Another way to express this benefit would be the number need to treat (NNT) — the number of patients screened to prevent one lung cancer death. In this case, the NNT appears to be around 1 in 400. This is considerably better than other screening programs such as breast or prostate cancer.
This story devotes considerable space to explaining the potential problems invoked by false positives, again with facile use of numbers. The one narrative offered in the story elaborates on this element by focusing on an elderly retiree whose scan unearths a “hot spot” on her lung that, after considerable angst and pain caused by diagnostic procedures, was found to contain no cancer.
Another harm that could have been added is that the screening x-ray involves radiation, which may cause cancer itself. Though the scan is “low dose”, it isn’t “no dose,” and we know that screening not only will prevent death from cancer, but it will in fact be the cause of some of the cancers.
The story references a large screening trial involving more than 53,000 smokers and former smokers. It could have provided the reader with more information about how the study was carried out — for instance, emphasizing that to achieve the benefit seen in the trial, you need a yearly CT scan until either you age out or, if you’ve stopped smoking, you reach 15 years since quitting. But the story contains plenty of context about the study, especially with respect to the types of patients enrolled and the harms observed in the study. It also noted that treatment for those found to have cancer “involved major medical centers with specialized radiologists and surgeons — the ideal setting” — suggesting that the same results may be difficult to achieve at less specialized centers. We’ll rule this Satisfactory.

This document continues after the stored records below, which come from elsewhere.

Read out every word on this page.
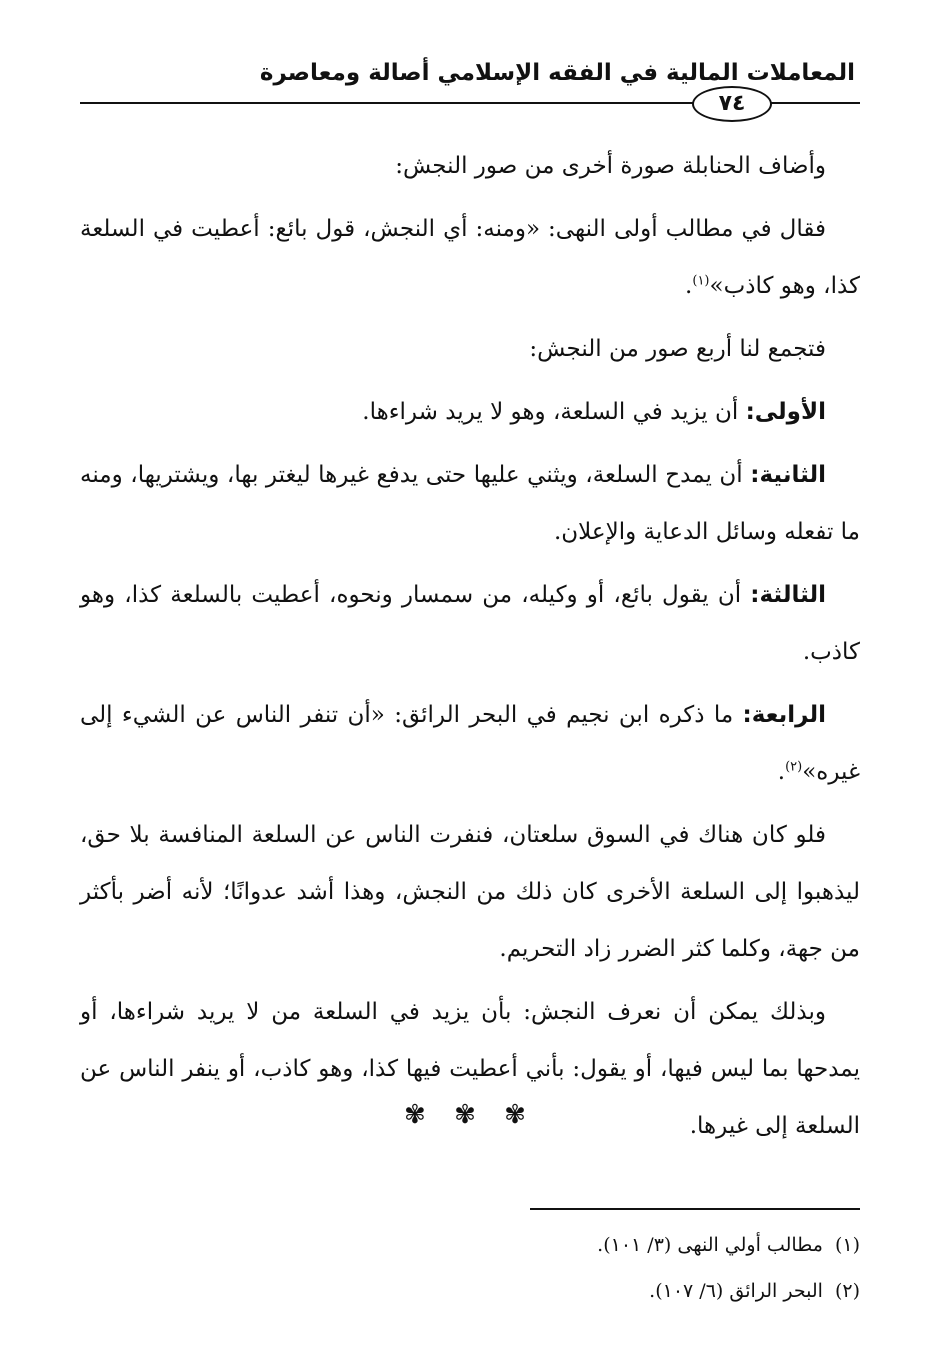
المعاملات المالية في الفقه الإسلامي أصالة ومعاصرة
٧٤

وأضاف الحنابلة صورة أخرى من صور النجش:

فقال في مطالب أولى النهى: «ومنه: أي النجش، قول بائع: أعطيت في السلعة كذا، وهو كاذب»$^{(١)}$.

فتجمع لنا أربع صور من النجش:

الأولى: أن يزيد في السلعة، وهو لا يريد شراءها.

الثانية: أن يمدح السلعة، ويثني عليها حتى يدفع غيرها ليغتر بها، ويشتريها، ومنه ما تفعله وسائل الدعاية والإعلان.

الثالثة: أن يقول بائع، أو وكيله، من سمسار ونحوه، أعطيت بالسلعة كذا، وهو كاذب.

الرابعة: ما ذكره ابن نجيم في البحر الرائق: «أن تنفر الناس عن الشيء إلى غيره»$^{(٢)}$.

فلو كان هناك في السوق سلعتان، فنفرت الناس عن السلعة المنافسة بلا حق، ليذهبوا إلى السلعة الأخرى كان ذلك من النجش، وهذا أشد عدوانًا؛ لأنه أضر بأكثر من جهة، وكلما كثر الضرر زاد التحريم.

وبذلك يمكن أن نعرف النجش: بأن يزيد في السلعة من لا يريد شراءها، أو يمدحها بما ليس فيها، أو يقول: بأني أعطيت فيها كذا، وهو كاذب، أو ينفر الناس عن السلعة إلى غيرها.

✾ ✾ ✾
(١)مطالب أولي النهى (٣/ ١٠١).
(٢)البحر الرائق (٦/ ١٠٧).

In some ways, this story is an example of a way to avoid disease-mongering. Because any Medicare-approved procedure will, by definition, be carried out on elderly individuals, the story’s reflections on “competing mortality”—the tendency for older folk to be saddled with multiple chronic diseases—emphasizes the importance of situating lung cancer among the elderly in a larger matrix of health issues. Lung cancer is clearly an important disease, but, as one physician/researcher noted in the story, “If I find a teensy lung cancer in a 77-year-old with heart disease, I may not have done him any favor.”

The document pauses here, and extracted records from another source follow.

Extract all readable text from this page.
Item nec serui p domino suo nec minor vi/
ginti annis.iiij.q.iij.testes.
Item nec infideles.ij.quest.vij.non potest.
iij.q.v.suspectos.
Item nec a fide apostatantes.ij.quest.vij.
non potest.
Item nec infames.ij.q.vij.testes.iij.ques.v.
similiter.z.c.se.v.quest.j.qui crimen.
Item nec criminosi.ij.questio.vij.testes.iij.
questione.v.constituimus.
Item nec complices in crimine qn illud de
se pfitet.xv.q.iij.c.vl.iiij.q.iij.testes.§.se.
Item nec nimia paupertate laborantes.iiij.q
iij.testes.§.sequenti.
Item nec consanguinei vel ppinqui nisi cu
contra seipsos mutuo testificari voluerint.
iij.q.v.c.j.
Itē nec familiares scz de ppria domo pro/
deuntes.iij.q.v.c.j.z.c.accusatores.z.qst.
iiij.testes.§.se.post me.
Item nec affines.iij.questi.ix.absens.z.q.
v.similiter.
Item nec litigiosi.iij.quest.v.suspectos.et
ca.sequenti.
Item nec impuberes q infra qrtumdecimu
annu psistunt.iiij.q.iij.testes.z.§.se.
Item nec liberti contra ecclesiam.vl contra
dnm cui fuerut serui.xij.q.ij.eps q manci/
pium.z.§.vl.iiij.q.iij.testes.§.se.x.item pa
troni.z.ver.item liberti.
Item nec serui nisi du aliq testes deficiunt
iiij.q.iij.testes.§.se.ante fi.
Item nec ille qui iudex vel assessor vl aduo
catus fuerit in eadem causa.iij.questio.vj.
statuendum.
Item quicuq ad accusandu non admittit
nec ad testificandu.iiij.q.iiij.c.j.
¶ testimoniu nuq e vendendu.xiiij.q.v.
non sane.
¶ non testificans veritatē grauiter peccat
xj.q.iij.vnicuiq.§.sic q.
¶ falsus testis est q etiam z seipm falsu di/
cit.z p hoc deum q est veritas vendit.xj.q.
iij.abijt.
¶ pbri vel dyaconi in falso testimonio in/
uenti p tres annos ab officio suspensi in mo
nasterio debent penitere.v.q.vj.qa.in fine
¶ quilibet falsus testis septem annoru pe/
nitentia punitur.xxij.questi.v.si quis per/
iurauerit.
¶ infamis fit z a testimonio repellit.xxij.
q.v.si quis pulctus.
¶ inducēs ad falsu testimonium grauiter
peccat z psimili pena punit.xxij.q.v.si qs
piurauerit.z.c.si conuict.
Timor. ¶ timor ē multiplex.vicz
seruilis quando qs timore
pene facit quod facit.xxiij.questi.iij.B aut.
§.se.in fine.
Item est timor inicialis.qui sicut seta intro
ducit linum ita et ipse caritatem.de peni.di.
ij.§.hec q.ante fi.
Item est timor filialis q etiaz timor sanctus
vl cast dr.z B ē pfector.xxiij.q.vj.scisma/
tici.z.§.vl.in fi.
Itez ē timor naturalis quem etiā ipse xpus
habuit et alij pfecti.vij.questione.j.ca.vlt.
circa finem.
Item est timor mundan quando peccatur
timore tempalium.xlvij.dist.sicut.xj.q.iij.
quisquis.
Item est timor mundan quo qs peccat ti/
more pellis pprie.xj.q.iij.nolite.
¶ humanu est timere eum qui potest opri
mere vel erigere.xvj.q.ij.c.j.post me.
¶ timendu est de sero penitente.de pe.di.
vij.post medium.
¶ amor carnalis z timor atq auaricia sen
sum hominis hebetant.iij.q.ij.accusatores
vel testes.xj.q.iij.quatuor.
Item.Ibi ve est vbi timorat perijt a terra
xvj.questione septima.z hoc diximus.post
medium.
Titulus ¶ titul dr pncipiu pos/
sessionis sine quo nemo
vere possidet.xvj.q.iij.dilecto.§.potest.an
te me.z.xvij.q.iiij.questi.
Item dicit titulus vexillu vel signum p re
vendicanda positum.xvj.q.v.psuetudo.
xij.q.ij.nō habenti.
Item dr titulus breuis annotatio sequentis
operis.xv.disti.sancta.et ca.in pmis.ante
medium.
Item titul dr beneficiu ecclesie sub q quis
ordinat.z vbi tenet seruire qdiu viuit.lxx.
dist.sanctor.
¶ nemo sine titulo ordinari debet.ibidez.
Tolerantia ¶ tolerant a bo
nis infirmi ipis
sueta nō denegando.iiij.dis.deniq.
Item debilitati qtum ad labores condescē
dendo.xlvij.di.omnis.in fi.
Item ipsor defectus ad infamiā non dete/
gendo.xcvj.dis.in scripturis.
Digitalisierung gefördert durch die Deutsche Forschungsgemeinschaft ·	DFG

The sources in this story are clearly identified, but no effort is made to articulate the presence—or absence—of conflicts of interest. However, a quick search of these individuals does not reveal any major conflicts, so we’ll rule this Satisfactory.

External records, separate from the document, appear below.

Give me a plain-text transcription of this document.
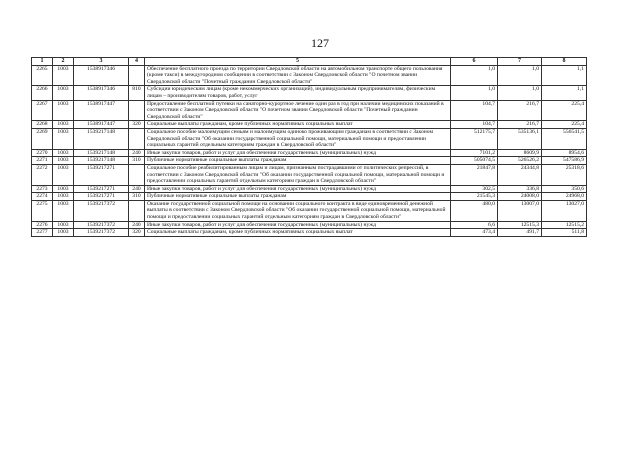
127
1	2	3	4	5	6	7	8
2265	1003	1538917346		Обеспечение бесплатного проезда по территории Свердловской области на автомобильном транспорте общего пользования (кроме такси) в междугородном сообщении в соответствии с Законом Свердловской области "О почетном звании Свердловской области "Почетный гражданин Свердловской области"	1,0	1,0	1,1
2266	1003	1538917346	810	Субсидии юридическим лицам (кроме некоммерческих организаций), индивидуальным предпринимателям, физическим лицам – производителям товаров, работ, услуг	1,0	1,0	1,1
2267	1003	1538917447		Предоставление бесплатной путевки на санаторно-курортное лечение один раз в год при наличии медицинских показаний в соответствии с Законом Свердловской области "О почетном звании Свердловской области "Почетный гражданин Свердловской области"	104,7	216,7	225,4
2268	1003	1538917447	320	Социальные выплаты гражданам, кроме публичных нормативных социальных выплат	104,7	216,7	225,4
2269	1003	1539217148		Социальное пособие малоимущим семьям и малоимущим одиноко проживающим гражданам в соответствии с Законом Свердловской области "Об оказании государственной социальной помощи, материальной помощи и предоставлении социальных гарантий отдельным категориям граждан в Свердловской области"	512175,7	535136,1	556541,5
2270	1003	1539217148	240	Иные закупки товаров, работ и услуг для обеспечения государственных (муниципальных) нужд	7101,2	8609,9	8954,6
2271	1003	1539217148	310	Публичные нормативные социальные выплаты гражданам	505074,5	526526,2	547586,9
2272	1003	1539217271		Социальное пособие реабилитированным лицам и лицам, признанным пострадавшими от политических репрессий, в соответствии с Законом Свердловской области "Об оказании государственной социальной помощи, материальной помощи и предоставлении социальных гарантий отдельным категориям граждан в Свердловской области"	21847,8	24344,8	25318,6
2273	1003	1539217271	240	Иные закупки товаров, работ и услуг для обеспечения государственных (муниципальных) нужд	302,5	336,8	350,6
2274	1003	1539217271	310	Публичные нормативные социальные выплаты гражданам	21545,3	24008,0	24968,0
2275	1003	1539217372		Оказание государственной социальной помощи на основании социального контракта в виде единовременной денежной выплаты в соответствии с Законом Свердловской области "Об оказании государственной социальной помощи, материальной помощи и предоставлении социальных гарантий отдельным категориям граждан в Свердловской области"	480,0	13007,0	13027,0
2276	1003	1539217372	240	Иные закупки товаров, работ и услуг для обеспечения государственных (муниципальных) нужд	6,6	12515,3	12515,2
2277	1003	1539217372	320	Социальные выплаты гражданам, кроме публичных нормативных социальных выплат	473,4	491,7	511,8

The single study discussed in this story—the National Lung Screening Trial—compared low-dose CT scans with more traditional X-ray diagnoses. But in reality, the comparison is between low- dose CT and not doing one at all. No one is recommending a regular x-ray of the chest.
The issue of interest here is whether low-dose CT scans are available for older, heavy smokers to screen for lung cancer. While this is satisfactorily addressed (it’s the main topic of the story), it isn’t entirely clear from the story if screening has actually begun or when it will. Programs to do the shared decision-making for Medicare patients haven’t been established and Medicare hasn’t yet released codes for billing for the initial visit where the issue is reviewed. It’s also unclear if commercial insurers are covering and for whom.
The story makes it clear that low-dose CT scans are now in use. What is novel here is a recent decision by Medicare to cover the cost of such scans for current or former heavy smokers who meet specific criteria.
We see no evidence that this analytical narrative relied on a news release.